Arctic decadal and interdecadal variability
Polyakov and Johnson
Atmospheric and oceanic variability in the Arctic shows the existence of several oscillatory modes. The decadal-scale mode associated with the Arctic Oscillation (AO) and a low-frequency oscillation (LFO) with an approximate time scale of 60–80 years, dominate.
Both modes were positive in the 1990s, signifying a prolonged phase of anomalously low atmospheric sea level pressure and above normal surface air temperature in the central Arctic. Consistent with an enhanced cyclonic component, the arctic anticyclone was weakened and vorticity of winds became positive.
The rapid reduction of arctic ice thickness in the 1990s may be one manifestation of the intense atmosphere and ice cyclonic circulation regime due to the synchronous actions of the AO and LFO. Our results suggest that the decadal AO and multidecadal LFO drive large amplitude natural variability in the Arctic making detection of possible long-term trends induced by greenhouse gas warming most difficult.
In my view, you are reaching. I don’t see any data that specifically supports
but your links are quite technical (e.g., sea ice extent is not the same as ice mass).
I will note that your first reference starts the Introduction with
“Since the late 1970s, the Arctic sea-ice extent has exhibited a significant decline in all seasons, which is due to human influence (IPCC, 2021) and is expected to continue.”
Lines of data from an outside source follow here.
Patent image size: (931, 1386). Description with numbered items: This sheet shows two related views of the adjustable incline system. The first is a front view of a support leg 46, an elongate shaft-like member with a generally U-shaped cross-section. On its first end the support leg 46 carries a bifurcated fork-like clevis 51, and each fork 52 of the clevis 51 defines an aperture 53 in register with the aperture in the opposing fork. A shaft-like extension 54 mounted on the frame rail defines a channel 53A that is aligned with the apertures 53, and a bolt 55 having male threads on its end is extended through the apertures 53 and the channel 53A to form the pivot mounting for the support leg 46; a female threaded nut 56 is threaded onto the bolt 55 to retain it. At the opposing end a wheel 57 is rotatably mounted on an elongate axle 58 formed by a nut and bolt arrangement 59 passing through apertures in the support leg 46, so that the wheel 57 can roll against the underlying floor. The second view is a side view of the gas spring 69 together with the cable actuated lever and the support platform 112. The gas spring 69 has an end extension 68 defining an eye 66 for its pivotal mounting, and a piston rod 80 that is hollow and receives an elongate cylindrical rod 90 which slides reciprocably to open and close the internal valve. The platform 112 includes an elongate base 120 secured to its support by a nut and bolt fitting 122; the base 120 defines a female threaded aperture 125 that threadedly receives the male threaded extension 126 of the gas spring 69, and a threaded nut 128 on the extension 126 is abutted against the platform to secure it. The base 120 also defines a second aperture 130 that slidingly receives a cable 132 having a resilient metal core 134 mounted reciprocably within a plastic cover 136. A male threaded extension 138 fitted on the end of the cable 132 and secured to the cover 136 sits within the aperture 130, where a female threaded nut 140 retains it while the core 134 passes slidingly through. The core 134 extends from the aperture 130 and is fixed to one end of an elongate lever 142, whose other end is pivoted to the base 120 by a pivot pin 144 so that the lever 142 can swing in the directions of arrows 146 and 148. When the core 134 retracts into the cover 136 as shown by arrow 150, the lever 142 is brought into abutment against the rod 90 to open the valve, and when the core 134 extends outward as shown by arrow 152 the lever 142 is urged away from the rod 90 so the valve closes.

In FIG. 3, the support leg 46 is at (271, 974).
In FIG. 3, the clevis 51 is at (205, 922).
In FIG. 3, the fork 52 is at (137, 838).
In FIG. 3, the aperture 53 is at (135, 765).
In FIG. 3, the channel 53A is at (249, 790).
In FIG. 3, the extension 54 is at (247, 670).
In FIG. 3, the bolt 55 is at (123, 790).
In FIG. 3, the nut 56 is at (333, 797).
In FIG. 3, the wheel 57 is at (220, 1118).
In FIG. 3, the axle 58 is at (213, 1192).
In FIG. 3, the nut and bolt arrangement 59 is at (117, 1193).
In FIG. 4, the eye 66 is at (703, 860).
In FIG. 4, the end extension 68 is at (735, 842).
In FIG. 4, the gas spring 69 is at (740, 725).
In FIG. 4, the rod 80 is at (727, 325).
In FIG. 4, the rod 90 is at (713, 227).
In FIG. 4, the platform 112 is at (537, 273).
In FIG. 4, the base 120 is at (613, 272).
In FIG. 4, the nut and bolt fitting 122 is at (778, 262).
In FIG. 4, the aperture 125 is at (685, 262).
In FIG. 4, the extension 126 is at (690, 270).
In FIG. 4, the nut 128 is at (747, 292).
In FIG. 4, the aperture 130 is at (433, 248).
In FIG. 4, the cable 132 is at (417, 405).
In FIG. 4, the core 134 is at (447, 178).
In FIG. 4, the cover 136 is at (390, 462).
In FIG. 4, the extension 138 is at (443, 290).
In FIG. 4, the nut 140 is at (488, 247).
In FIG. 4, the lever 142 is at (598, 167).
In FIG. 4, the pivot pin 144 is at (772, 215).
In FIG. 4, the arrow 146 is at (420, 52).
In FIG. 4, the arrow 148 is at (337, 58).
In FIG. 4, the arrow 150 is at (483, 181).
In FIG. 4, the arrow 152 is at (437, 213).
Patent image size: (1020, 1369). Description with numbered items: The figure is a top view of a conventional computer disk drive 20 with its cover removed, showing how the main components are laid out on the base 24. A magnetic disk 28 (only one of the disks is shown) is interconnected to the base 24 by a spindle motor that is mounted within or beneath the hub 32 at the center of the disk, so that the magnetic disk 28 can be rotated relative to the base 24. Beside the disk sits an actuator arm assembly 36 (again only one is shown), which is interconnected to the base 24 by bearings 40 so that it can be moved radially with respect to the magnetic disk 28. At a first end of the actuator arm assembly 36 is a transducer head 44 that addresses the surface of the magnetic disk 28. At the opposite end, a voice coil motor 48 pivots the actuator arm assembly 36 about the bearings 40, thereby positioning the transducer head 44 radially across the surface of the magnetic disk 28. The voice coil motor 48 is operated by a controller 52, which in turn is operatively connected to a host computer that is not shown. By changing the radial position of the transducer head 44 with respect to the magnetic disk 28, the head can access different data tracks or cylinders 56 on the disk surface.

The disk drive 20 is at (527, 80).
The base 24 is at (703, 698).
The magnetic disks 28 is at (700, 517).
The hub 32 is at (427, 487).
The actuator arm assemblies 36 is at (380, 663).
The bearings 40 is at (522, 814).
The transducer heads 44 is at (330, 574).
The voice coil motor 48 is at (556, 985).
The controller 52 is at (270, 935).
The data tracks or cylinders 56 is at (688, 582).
I think that sea ice extent is actually more important than mass/volume. The sea ice extent (SIE) obviously affects albedo. It increases or decreases the ocean-heat flux to the atmosphere, changing temperature gradients and thus influencing large-scale wind flows. The halocline (the top 100+ meters of the ocean where the salinity varies rapidly) is also changed.
It’s not clear that there are any mulitidecadal oscillations. Michael Mann of hockey stick fame was a strong proponent of the existence of multidecadal oscillations. He published several papers doing statistical analysis of various climate datasets demonstrating their properties.
Then, in 2020 he published an article that contradicts his, and many others, previous work, claiming that multidecadal oscillations are a statistical artifact:
"Here we use a combination of observational data and state-of-the-art forced and control climate model simulations to demonstrate the absence of consistent evidence for decadal or longer-term internal oscillatory signals that are distinguishable from climatic noise. "
Lot’s of papers are still being published about the PDO and NAO, so I don’t know how much consensus there is around Mann’s conclusion that it’s all just noise.
Since there is no well-defined, agreed-upon preinstrumental AMO time series that could be. Model failure to find oscillations may be just that, model failures.
Stroeve et al. found a 60/40 split between external forcing and internal variability through 2011. Since then Arctic sea ice extent has continued to go sideways, so the unforced portion may be higher than 40%.
“Kay et al. concluded that approximately half (56%) of the observed rate of decline from 1979 to 2005 was externally forced…Based on the CMIP5 multi-model ensemble mean, approximately 60% of the observed rate of decline from 1979-2011 is externally forced…”
Well, you can switch to sea ice extent as a metric, but you asserted multi-decadal oscillatons for ice mass and I’m not seeing much data upthread to support that assertion.
Instead, from the NSIDC upthread, they say:
Glaciologists have found, in study after study, that both of the planet’s remaining ice sheets are losing overall mass at an accelerating rate.
I’m inclined to go with their view, at least right now.
Check out the title of the thread.
The mass of the ice sheets (which would be Greenland and Antarctica) is not the same as Arctic sea ice extent.
Both ice sheets are losing mass, although I’m not sure the loss rate is accelerating. Look at these two graphs from JPL; the decline looks pretty linear.
At the same time, Arctic SIE has not been decreasing over the last 17 years according to the National Snow & Ice Data Center. Do you have any thoughts on why?
Happy Thanksgiving to you and your loved ones.